- Born: 26 April 1934 Valencia, Spain
- Died: 19 October 2023 (aged 89)
- Known for: Social informatics
- Scientific career
- Institutions: University of Oslo
- Thesis: Bidrag til tidssosiologien (1970)
- Doctoral advisor: Dag Østerberg and Sverre Lysgaard

= Ingar Roggen =

Spanish academic (1934–2023)

Dich Ingar Emil Roggen (26 April 1934 – 19 October 2023) was a Norwegian sociologist, and has been described as one of the European social informatics pioneers. His field of work is focused on the social aspects of virtual space, the social analysis of the Internet, the interaction between man and computer, and with the implications of the information technology usage communication in all fields of society. In 1996 he introduced the Sociology of the World Wide Web (web sociology) as a web science, based on the principles of social informatics.

Roggen earned the PhD (mag.art.) degree in sociology in 1970 with a dissertation on social time, where he developed a theory of Relative Social Time with tense logic as method. In 1974 he was appointed assistant professor in sociology at the University of Oslo, where he was employed until his retirement in 2004. Through a series of studies of health risk factors in Norwegian industries and social services in 1970-1990 he developed a system for detection, prediction and prevention of supermortality in workplaces.

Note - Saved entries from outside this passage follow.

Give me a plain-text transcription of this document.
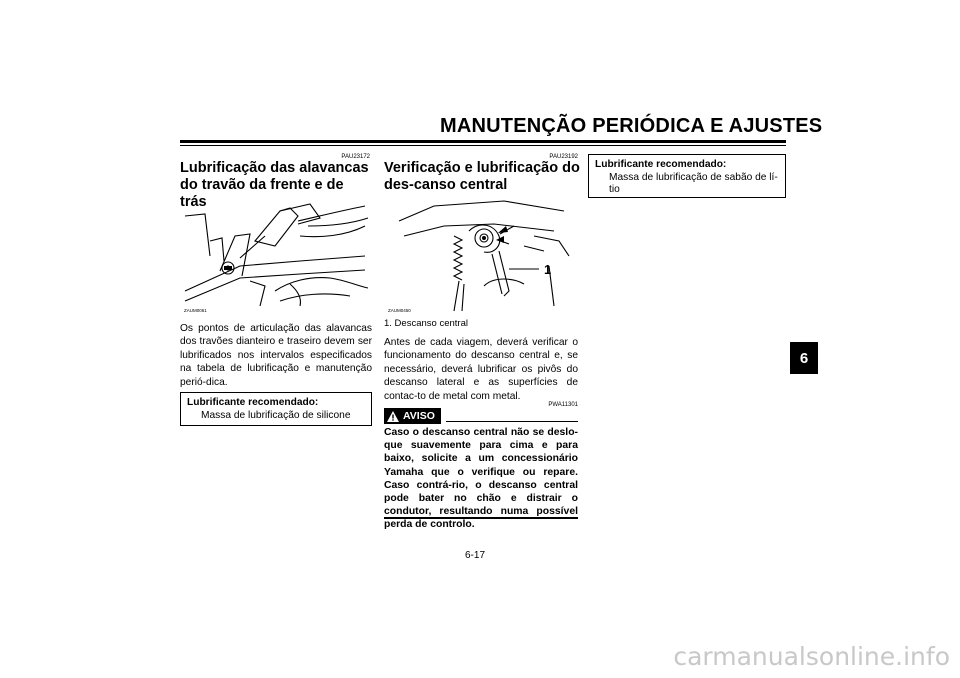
MANUTENÇÃO PERIÓDICA E AJUSTES
6
PAU23172
Lubrificação das alavancas do travão da frente e de trás
ZAUM0061

Os pontos de articulação das alavancas dos travões dianteiro e traseiro devem ser lubrificados nos intervalos especificados na tabela de lubrificação e manutenção perió-dica.

Lubrificante recomendado:
Massa de lubrificação de silicone
PAU23192
Verificação e lubrificação do des-canso central
1
ZAUM0450
1. Descanso central

Antes de cada viagem, deverá verificar o funcionamento do descanso central e, se necessário, deverá lubrificar os pivôs do descanso lateral e as superfícies de contac-to de metal com metal.

AVISO
PWA11301

Caso o descanso central não se deslo-que suavemente para cima e para baixo, solicite a um concessionário Yamaha que o verifique ou repare. Caso contrá-rio, o descanso central pode bater no chão e distrair o condutor, resultando numa possível perda de controlo.

Lubrificante recomendado:
Massa de lubrificação de sabão de lí-tio
6-17
carmanualsonline.info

From a global historical viewpoint Stein Bråten must be considered as the founder of the science of social informatics, which he originally called "socioinformatics" (Norwegian: sosioinformatikk). He defined it as the common field of psychology, sociology and informatics. (Stein Bråten: Dialogens vilkår i datasamfunnet. Universitetsforlaget 1983.) At the Department of Sociology, University of Oslo (UiO) Stein Bråten inspired a group of pioneers in this field, including Eivind Jahren, Arild Jansen and Ingar Roggen. When web sociology was introduced in 1996, the first World Wide Web Virtual Laboratoratory (known as Weblab at UiO) was established at the Department of Sociology, directed by Ingar Roggen in collaboration with Knut A. G. Hauge and Trond Enger. The Department offered degrees up to the master (Norwegian: Cand.Polit.) level in these fields until 2000. While Kristen Nygaard's Simula was the programming language shared by the early socioinformaticians, the web sociologists gathered around Bill Atkinson's HyperCard with the programming language HyperTalk, the forerunner of the WWW-languages. The late Rob Kling, who had been given a personal introduction by Stein Bråten to the ongoing research on social informatics at the University of Oslo in 1986, and also had noted the introduction of web sociology in January 1996, established the American branch of social informatics at Indiana University later that year.

Roggen died on 19 October 2023, at the age of 89.